О том, что есть вещи похуже смерти, я говорить не стал.
— Мне надо ее найти.
— Полиция сейчас перевернет каждую кочку в этом болоте. Отставь это профессионалам.
— Спорим, они ничего не найдут? Ничего и никого?
— Ты так уверена?
— Я тут родилась и прожила восемнадцать лет. Хочешь поспорить? На услугу?
— И что тебе от меня нужно?
— Чтобы ты помог мне найти мать. И оторвать яйца тому, кто это с ней сделал. Это я сделаю сама, ты его просто подержишь.
«…Совершенное группой лиц по предварительному сговору…» — всплыло у меня в голове. Но я не стал отказываться:
— И даже пассатижи тебе подам. Но только если полиция действительно сольется.
— Договорились.
— Еще нет. Есть встречное предложение. Я помогу тебе — ты мне. И никто никому не должен.
— Жену найти? А ты уверен, что ее стоит искать?
— Да вы что, сговорились все, что ли?
— Сговорились? Ах, ну да, Лайса… Но она вроде уже переключилась на новый вариант?
— Все всё знают… — покачал головой я.
— Город маленький.
— Повторю тебе то же, что говорил Лайсе: пока я не найду Марту и она сама мне в лицо не скажет, что она приняла окончательное решение, что она в безопасности и не нуждается в моей помощи, — я не считаю себя свободным от наших отношений.
— А если скажет, что нуждается? Все бросишь и побежишь спасать?
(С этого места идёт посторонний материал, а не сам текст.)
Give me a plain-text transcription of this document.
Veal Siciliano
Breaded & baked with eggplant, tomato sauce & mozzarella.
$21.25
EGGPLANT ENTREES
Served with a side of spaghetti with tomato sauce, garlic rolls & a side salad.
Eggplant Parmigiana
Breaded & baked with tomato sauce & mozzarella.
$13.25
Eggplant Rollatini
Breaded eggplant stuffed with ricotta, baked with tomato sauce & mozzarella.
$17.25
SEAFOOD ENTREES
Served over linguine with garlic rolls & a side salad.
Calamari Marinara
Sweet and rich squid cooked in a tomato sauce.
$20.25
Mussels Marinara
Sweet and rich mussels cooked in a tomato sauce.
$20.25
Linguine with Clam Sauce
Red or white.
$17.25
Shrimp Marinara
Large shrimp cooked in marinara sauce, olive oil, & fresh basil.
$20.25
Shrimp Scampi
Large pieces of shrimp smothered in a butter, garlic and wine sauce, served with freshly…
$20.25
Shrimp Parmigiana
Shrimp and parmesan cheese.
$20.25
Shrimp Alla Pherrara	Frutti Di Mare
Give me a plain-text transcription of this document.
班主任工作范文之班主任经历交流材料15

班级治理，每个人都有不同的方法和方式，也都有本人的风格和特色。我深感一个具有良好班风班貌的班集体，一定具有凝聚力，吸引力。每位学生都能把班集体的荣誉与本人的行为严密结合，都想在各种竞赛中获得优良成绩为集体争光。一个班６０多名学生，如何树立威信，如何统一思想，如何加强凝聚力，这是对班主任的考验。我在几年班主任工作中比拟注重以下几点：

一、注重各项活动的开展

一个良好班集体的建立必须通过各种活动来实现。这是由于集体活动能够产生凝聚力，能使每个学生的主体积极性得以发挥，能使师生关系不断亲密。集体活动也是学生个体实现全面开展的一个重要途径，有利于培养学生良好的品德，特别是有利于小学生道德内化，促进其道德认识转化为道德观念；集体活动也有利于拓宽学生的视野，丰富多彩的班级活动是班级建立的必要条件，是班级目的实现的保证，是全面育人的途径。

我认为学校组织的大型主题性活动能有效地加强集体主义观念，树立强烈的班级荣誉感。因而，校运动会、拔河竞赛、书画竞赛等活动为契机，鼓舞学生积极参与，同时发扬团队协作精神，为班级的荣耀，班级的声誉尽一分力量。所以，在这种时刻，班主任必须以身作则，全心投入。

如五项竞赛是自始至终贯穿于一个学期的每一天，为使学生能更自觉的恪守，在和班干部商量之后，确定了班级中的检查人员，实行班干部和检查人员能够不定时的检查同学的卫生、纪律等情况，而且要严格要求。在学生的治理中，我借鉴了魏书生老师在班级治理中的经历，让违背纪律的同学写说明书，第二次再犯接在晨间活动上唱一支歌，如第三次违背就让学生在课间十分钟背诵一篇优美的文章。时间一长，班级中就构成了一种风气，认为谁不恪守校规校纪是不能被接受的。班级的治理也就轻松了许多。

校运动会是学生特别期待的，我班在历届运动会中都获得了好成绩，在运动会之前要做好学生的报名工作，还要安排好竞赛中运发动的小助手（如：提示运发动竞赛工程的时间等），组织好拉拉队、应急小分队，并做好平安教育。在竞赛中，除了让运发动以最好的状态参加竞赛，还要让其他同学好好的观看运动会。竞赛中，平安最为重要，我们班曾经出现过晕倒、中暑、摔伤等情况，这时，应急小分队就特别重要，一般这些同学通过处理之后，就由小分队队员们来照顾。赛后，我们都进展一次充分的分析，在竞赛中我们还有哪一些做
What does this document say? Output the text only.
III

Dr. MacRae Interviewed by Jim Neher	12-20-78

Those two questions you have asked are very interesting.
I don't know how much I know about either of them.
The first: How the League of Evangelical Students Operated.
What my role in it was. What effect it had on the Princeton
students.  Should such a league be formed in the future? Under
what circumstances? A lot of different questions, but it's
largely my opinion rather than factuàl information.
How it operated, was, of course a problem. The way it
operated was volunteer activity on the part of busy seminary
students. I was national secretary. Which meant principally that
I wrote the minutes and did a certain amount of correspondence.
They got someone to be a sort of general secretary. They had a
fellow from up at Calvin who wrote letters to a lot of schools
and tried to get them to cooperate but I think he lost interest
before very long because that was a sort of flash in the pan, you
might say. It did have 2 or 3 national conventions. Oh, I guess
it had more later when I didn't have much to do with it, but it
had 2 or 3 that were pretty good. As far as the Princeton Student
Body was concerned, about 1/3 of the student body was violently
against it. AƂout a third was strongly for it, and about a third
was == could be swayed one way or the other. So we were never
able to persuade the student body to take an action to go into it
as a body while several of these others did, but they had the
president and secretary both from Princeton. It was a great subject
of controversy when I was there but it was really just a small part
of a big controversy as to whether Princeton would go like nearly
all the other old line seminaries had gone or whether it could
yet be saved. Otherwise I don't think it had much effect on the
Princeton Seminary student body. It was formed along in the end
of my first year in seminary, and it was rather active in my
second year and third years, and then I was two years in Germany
А потом она опять умчится, хвост трубой, с очередным музыкантом?
— А тебе что за дело? Это мое решение и моя ответственность. И снять ее с себя могу только я сам.
— Просто такая завидная партия пропадает… — Клюся положила руку мне на плечо и заглянула в глаза. Близко-близко, почти коснувшись своим носом моего. Три сантиметра до поцелуя.
— Я еще недостаточно стар, чтобы заводить отношения с девушкой в возрасте дочери — отстранился я.
— В том-то и дело… — непонятно сказала Клюся и отодвинулась.
Забавненько.
— Так ты мне поможешь? — спросил я снова.
— Да. Чем?
— Вот, смотри… Я достал смарт и потряс, пробуждая Нетту. Она вылезла на экран с явной неохотой, глянула на Клюсю, потом на меня и покрутила пальцем у виска.